Recently filed lawsuit
Such prickly issues began to rear their head in a recently filed wrongful death lawsuit by the family of a nursing home patient who allegedly choked to death on food that was improperly served to her that was not appropriate according to her dietary plan. According to reports of the lawsuit, the disabled patient’s physician ordered staff at the skilled nursing facility to feed her a diet of ‘chopped’ food.
It is alleged that the vocational nurse who feeding the patient ignored the orders of the doctor and fed the woman a ‘large piece’ of meat. The meat clogged the woman’s airway and she quickly became unresponsive. While emergency responders were called, life saving efforts were not fully performed due to a DNR on file– essentially allowing the patient to die.
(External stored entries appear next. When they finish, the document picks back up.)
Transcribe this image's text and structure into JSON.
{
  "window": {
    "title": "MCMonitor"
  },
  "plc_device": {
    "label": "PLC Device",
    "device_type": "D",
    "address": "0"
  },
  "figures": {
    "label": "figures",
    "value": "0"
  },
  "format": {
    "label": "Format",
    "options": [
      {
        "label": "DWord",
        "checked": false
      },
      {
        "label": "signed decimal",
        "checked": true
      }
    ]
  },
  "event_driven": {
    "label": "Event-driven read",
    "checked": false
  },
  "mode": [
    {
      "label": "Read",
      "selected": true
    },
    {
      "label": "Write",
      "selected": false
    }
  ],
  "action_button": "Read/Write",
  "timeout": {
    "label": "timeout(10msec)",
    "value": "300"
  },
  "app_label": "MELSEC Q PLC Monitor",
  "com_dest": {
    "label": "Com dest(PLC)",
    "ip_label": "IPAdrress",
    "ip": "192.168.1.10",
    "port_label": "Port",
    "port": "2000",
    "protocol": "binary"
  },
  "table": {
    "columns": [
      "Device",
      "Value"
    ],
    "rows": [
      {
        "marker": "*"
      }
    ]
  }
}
Moreover, rather that accurately disclose the error in allowing the patient to each meat, the nurse falsely told the paramedics that the patient choked on rice.
Jurors don’t like liars
From a legal posturing, I’m sure most of these instances will very much backfire against the nursing homes when jurors learn that the entire episode was brought about by an error made by nursing home staff and further attempted to conceal by allowing the patient to pass. While we will await for this case to progress through the court system, I would hope that facilities help employees distinguish between a situation where a DNR is appropriately followed as opposed to viewing such a document as a potential way to cover up an erroneous act.